Schlagwörter
Arztbesuch, AS, Asperger Autismus, Asperger Syndrom, ASS, Autismus, Autismus-Spektrum-Störung, HFA, Hochfunktionaler Autist
Ich sollte zum Arzt gehen, sagt mein Verstand und nahezu gleichzeitig rattert mein Gehirn. Ne, geht nicht…weil… .
Mir fallen etliche Ausreden ein. Keine Zeit, nicht so schlimm und geht sicher von allein wieder weg oder zuviel Aufwand.
Oder sind es eben keine Ausreden. Gerade die Einschätzung der Notwendigkeit fällt mir da sehr schwer. Oft warte ich zulange und hadere mit dieser Frage.
Solange, bis es sich von allein ein wenig gebessert hat und somit die Frage neu stellt.
Dabei sind die Schmerzen dennoch da, nur eben nicht mehr so schlimm, wie am ersten Tag.
Wenn ich dann doch mal hingehe, dann muss ich manchmal derart übertreiben, wenn ich eine richtige Behandlung will, was mir persönlich unglaublich schwerfällt.
Übertreiben liegt nicht in meiner Natur.
„Bei dir muss man aufpassen, das du nicht zu sehr untertreibst“ so die Aussagen von Menschen, die mich schon länger und recht gut kennen, und trifft es da eher.
Andererseits kann so schnell was übersehen werden.
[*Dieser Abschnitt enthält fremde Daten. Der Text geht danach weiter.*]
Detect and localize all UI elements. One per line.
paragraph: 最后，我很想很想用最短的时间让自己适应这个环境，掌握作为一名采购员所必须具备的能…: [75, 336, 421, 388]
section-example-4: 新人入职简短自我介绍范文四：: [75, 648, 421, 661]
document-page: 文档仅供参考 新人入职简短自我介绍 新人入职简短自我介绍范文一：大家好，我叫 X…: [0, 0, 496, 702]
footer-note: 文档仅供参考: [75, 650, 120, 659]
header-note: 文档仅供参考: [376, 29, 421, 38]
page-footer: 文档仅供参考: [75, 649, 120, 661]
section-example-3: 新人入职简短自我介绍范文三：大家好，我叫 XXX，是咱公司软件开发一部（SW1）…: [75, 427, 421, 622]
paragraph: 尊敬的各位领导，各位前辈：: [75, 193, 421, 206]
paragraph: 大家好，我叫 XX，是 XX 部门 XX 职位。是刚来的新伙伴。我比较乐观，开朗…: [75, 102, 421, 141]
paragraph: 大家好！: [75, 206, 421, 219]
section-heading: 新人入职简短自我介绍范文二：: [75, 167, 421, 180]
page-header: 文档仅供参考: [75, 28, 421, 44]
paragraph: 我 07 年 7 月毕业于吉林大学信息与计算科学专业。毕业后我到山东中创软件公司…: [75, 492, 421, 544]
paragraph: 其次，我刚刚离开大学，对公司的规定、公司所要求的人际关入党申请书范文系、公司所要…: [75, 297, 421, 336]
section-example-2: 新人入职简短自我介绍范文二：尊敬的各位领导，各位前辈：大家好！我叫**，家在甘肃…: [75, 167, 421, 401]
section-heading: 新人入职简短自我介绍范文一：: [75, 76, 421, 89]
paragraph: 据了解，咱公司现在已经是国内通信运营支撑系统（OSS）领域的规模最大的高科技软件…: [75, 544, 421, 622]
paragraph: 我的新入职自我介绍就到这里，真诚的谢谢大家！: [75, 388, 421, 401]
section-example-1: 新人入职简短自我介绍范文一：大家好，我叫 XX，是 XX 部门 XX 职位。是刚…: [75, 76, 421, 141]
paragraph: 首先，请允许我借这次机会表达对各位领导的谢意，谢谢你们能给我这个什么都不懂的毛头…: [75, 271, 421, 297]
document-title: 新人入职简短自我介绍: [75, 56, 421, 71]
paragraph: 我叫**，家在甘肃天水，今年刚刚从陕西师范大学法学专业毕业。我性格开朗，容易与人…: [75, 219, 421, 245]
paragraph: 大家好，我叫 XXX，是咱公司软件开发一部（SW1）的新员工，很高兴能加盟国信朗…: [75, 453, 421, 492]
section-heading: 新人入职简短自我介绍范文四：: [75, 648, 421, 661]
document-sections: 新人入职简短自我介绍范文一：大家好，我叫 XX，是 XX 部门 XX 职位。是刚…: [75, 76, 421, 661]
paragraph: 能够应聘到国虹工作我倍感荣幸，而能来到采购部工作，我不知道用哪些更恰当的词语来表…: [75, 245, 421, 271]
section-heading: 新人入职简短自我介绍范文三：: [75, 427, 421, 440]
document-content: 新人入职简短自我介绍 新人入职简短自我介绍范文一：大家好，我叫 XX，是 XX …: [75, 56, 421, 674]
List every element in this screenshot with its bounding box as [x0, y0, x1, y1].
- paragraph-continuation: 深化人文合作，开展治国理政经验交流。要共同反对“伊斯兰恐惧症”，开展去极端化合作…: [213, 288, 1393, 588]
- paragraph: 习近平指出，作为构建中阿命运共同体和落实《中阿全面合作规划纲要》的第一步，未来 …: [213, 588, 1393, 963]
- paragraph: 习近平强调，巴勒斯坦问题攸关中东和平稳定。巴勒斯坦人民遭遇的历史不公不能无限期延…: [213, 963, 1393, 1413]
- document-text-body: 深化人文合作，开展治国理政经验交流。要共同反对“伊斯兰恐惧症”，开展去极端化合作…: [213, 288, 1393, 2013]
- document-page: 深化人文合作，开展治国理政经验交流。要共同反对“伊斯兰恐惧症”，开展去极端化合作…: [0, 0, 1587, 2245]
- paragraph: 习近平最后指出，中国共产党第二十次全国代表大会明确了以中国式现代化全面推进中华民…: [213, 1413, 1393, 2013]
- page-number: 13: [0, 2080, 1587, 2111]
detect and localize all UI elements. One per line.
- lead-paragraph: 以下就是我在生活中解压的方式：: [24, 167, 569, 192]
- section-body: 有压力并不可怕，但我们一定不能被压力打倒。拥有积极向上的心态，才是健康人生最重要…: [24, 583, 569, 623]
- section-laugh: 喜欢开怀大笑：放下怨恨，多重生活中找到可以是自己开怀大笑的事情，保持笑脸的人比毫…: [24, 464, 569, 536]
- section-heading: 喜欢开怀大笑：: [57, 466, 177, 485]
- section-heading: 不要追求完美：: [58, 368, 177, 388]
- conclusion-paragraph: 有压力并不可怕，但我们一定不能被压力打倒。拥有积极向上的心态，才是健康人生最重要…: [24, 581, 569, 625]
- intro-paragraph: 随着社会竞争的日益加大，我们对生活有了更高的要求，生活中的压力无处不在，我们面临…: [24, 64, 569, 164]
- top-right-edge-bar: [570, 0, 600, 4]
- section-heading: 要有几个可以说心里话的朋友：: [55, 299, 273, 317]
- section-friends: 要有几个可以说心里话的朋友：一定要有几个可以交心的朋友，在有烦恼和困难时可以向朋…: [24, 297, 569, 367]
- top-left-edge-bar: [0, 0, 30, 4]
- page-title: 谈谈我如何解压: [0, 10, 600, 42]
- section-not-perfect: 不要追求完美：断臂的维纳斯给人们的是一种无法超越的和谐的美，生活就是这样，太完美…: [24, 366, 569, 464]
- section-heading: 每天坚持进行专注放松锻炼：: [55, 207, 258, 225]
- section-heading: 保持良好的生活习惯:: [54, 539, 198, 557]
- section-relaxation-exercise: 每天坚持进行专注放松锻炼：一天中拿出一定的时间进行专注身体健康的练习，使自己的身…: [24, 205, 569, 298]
Betrachtet man nur meinen aktuellen Zustand meiner Zähne, nebst Zyste, die nach etlichen Monaten nun doch entfernt werden muss, nur weil ich damals die Frage, ob es denn schmerzt, nicht wahrheitsgemäß mit „Ja“ beantworten konnte.
Es schmerzte ja nicht zu diesem Zeitpunkt…zumindest nicht so, wie sie es beschrieb. Ich fühle lediglich einen immerwährenden Druck, der bis dato, trotz Wurzelbehandlung und Wurzelresektion unverändert blieb.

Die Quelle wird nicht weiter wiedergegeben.